Non, la mobilisation n’a pas faibli. Cinq ans ont passé et c’est encore plus de 10 000 personnes qui sont venues de France et d’Allemagne, ce samedi 6 janvier, crier leur colère et exigé “vérité et justice”. Une délégation des Amitiés kurdes de Bretagne était présente. Non, la mobilisation n’a pas faibli, non plus, le 9 janvier. Dans son intervention, Agit Polat, chargé des relations extérieures du Conseil démocratique kurde en France l’a souligné en rappelant que ce triple assassinat a eu lieu il y a cinq ans, jour pour jour et que « le peuple kurde qui connaît la vérité exige maintenant la justice. Le temps presse et les exactions continuent. Aujourd’hui, les escadrons de la mort envoyés par Erdoğan continuent à circuler en Europe pour cibler les Kurdes » en citant les tentatives d’assassinat contre des personnalités politiques kurdes à Hambourg et, il y a deux jours, un mitraillage, sur une autoroute allemande près de la ville de Düren, visant Deniz Naki, un footballeur connu pour ses positions pro-kurdes.

Le Président de la République se doit de recevoir les familles des victimes sans délai

Il revenait à Nursel Kiliç d’évoquer la mémoire de ses trois amies et de saluer le combat mené par les associations telles que Femmes Solidaires, Marche mondiale des Femmes, le SKB, la CNDF et les organisations féministes de la planète “qui ont porté avec nous ce combat contre ce crime politique que nous définissons de féminicide”.

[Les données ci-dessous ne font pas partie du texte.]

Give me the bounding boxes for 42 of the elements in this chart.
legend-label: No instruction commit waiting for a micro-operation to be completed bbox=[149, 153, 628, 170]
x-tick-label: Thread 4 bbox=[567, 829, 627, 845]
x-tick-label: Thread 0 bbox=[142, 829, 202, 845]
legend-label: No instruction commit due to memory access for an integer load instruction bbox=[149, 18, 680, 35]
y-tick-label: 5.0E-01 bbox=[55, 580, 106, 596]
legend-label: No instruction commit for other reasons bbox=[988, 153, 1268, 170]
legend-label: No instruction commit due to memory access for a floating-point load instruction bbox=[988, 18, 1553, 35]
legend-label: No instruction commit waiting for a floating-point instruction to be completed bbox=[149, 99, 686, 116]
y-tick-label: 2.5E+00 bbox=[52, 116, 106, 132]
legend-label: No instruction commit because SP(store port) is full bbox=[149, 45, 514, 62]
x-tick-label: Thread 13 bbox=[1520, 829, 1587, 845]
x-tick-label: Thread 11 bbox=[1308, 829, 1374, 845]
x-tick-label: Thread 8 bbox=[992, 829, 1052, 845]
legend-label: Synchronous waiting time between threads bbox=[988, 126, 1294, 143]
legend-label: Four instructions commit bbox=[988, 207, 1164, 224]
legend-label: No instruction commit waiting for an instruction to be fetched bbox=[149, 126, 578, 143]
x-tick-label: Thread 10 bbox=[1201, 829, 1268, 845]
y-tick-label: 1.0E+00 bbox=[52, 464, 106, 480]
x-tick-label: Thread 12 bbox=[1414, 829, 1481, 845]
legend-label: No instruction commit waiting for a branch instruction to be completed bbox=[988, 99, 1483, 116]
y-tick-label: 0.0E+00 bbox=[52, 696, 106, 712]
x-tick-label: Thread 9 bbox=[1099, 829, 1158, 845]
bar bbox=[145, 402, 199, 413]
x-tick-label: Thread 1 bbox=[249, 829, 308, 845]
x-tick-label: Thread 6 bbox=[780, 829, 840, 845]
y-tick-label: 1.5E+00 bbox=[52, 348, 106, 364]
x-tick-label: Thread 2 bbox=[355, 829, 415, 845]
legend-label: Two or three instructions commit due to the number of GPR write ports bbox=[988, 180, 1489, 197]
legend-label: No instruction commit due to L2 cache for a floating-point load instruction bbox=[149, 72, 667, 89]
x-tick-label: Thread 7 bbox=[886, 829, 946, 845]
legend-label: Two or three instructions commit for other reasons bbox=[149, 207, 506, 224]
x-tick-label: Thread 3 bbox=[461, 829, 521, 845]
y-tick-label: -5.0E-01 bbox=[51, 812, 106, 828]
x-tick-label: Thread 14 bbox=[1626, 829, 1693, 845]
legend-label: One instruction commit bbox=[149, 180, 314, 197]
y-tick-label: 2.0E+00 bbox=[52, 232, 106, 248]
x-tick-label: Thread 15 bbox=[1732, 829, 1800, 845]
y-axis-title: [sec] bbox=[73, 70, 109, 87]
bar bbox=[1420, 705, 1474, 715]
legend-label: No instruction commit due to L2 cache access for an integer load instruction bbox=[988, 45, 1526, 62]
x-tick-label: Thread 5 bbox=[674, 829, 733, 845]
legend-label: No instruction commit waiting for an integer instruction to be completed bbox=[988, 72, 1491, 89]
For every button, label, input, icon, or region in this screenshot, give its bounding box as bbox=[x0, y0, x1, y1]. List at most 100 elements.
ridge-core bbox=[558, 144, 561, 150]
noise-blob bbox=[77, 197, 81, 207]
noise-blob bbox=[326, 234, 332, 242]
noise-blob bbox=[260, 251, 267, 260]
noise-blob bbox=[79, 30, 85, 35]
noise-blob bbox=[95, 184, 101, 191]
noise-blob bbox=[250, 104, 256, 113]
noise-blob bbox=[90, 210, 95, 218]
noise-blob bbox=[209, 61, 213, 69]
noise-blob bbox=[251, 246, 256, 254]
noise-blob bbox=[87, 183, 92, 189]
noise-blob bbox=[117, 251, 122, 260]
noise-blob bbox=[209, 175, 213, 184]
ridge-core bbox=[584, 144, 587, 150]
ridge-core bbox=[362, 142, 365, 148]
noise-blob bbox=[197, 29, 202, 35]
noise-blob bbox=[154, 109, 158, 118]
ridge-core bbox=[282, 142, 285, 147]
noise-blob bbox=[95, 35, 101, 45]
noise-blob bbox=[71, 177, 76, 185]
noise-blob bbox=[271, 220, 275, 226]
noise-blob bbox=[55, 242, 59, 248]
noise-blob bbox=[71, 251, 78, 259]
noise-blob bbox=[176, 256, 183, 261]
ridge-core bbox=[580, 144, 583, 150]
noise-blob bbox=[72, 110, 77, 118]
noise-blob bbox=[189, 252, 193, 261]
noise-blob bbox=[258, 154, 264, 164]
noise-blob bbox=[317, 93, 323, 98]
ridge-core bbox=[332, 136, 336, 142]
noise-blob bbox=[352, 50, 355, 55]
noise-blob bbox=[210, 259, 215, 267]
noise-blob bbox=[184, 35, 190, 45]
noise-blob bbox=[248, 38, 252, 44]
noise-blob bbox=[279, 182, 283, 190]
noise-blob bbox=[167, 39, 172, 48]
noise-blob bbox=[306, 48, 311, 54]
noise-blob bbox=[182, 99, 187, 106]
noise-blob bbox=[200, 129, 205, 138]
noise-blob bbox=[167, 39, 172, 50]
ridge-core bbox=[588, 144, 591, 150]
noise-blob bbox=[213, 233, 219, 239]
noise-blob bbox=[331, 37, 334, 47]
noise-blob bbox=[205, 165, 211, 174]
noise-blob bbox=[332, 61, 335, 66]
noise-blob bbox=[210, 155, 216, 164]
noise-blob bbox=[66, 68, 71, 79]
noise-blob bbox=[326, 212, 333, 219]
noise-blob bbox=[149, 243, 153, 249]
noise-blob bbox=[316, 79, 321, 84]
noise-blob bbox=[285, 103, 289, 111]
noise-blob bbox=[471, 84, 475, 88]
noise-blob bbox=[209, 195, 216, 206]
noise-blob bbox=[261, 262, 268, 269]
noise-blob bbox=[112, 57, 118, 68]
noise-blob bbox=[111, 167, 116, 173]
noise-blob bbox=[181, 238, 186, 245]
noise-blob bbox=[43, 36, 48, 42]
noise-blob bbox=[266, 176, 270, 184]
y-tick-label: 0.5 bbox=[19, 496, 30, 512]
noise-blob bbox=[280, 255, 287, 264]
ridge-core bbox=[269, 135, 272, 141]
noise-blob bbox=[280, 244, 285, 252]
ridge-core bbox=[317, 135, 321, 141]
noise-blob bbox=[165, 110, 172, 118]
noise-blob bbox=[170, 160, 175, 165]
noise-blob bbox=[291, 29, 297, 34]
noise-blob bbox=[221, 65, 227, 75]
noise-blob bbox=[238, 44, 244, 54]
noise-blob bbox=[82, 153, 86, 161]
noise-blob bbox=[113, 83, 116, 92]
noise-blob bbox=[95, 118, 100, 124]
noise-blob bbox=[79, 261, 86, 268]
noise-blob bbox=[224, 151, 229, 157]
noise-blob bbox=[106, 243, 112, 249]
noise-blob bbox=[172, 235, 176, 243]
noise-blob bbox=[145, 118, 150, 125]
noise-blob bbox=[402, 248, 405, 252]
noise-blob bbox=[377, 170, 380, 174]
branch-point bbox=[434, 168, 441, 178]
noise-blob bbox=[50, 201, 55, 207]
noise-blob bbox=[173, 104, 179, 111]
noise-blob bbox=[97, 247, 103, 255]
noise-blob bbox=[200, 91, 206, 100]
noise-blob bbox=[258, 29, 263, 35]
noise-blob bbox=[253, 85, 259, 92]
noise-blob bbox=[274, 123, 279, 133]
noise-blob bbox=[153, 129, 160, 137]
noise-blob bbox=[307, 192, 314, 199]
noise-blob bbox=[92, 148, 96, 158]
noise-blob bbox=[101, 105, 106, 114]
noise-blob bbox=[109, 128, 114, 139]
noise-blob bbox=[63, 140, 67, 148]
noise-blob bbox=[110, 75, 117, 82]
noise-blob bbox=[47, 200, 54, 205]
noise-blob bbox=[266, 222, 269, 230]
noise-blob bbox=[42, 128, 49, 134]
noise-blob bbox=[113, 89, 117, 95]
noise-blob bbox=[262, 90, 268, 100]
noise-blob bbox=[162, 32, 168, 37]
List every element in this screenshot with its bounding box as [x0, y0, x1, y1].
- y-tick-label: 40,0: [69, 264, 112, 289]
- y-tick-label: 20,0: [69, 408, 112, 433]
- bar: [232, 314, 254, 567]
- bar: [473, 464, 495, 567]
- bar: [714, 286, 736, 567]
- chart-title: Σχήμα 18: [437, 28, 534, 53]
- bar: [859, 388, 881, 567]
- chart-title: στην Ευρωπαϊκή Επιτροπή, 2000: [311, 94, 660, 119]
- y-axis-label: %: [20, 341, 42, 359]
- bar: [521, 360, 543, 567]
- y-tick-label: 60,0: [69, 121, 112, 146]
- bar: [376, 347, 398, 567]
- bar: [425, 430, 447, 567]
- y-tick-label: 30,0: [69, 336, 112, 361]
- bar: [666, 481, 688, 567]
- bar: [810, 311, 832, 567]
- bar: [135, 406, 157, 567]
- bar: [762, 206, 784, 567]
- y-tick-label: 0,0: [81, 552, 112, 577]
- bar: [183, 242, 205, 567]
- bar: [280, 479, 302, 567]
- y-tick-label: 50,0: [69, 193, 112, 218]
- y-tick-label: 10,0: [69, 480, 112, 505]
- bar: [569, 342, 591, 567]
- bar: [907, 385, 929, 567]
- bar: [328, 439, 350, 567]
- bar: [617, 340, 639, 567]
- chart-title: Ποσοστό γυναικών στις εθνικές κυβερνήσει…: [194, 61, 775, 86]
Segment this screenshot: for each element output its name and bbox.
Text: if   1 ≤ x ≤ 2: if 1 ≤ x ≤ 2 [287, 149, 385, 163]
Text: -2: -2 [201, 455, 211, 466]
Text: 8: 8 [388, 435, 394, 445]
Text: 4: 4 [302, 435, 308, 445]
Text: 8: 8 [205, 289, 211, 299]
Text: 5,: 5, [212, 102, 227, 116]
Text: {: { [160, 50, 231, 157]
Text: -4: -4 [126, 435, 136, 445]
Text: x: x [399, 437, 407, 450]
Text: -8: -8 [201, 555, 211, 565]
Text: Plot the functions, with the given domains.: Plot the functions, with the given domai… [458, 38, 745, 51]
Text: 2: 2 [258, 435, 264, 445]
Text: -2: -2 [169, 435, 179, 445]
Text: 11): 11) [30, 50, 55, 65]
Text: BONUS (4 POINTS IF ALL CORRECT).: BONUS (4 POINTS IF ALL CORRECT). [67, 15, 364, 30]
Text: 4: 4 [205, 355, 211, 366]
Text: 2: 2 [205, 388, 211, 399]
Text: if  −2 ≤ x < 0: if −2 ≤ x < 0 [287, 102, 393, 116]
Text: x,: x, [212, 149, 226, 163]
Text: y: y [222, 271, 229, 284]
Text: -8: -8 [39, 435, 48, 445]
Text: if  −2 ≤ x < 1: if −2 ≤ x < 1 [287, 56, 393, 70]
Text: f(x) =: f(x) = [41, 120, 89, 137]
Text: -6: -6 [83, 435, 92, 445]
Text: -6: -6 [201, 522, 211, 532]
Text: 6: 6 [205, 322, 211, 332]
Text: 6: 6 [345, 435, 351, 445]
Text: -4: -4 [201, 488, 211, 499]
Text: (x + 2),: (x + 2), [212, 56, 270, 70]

“Maintenant que nous connaissons la vérité, justice doit être rendue” s’est écriée avec force Nursel Kiliç :

La venue de Recep Tayyip Erdoğan la veille de la commémoration du triple assassinat politique est un outrage aux valeurs universelles que porte la France, mais aussi un outrage à l’égard du peuple kurde et de ses amis. Monsieur le Président de la République Emmanuel Macron ne doit pas sacrifier la justice à la raison d’Etat et à ses intérêts politico-économiques avec la Turquie. La France se doit de juger et de condamner les auteurs d’un crime politique et ainsi d’en finir avec l’image d’un pays d’impunité pour les crimes politiques. Dans le cadre de l’avancée du dossier, le Président de la République se doit de recevoir les familles des victimes sans délai.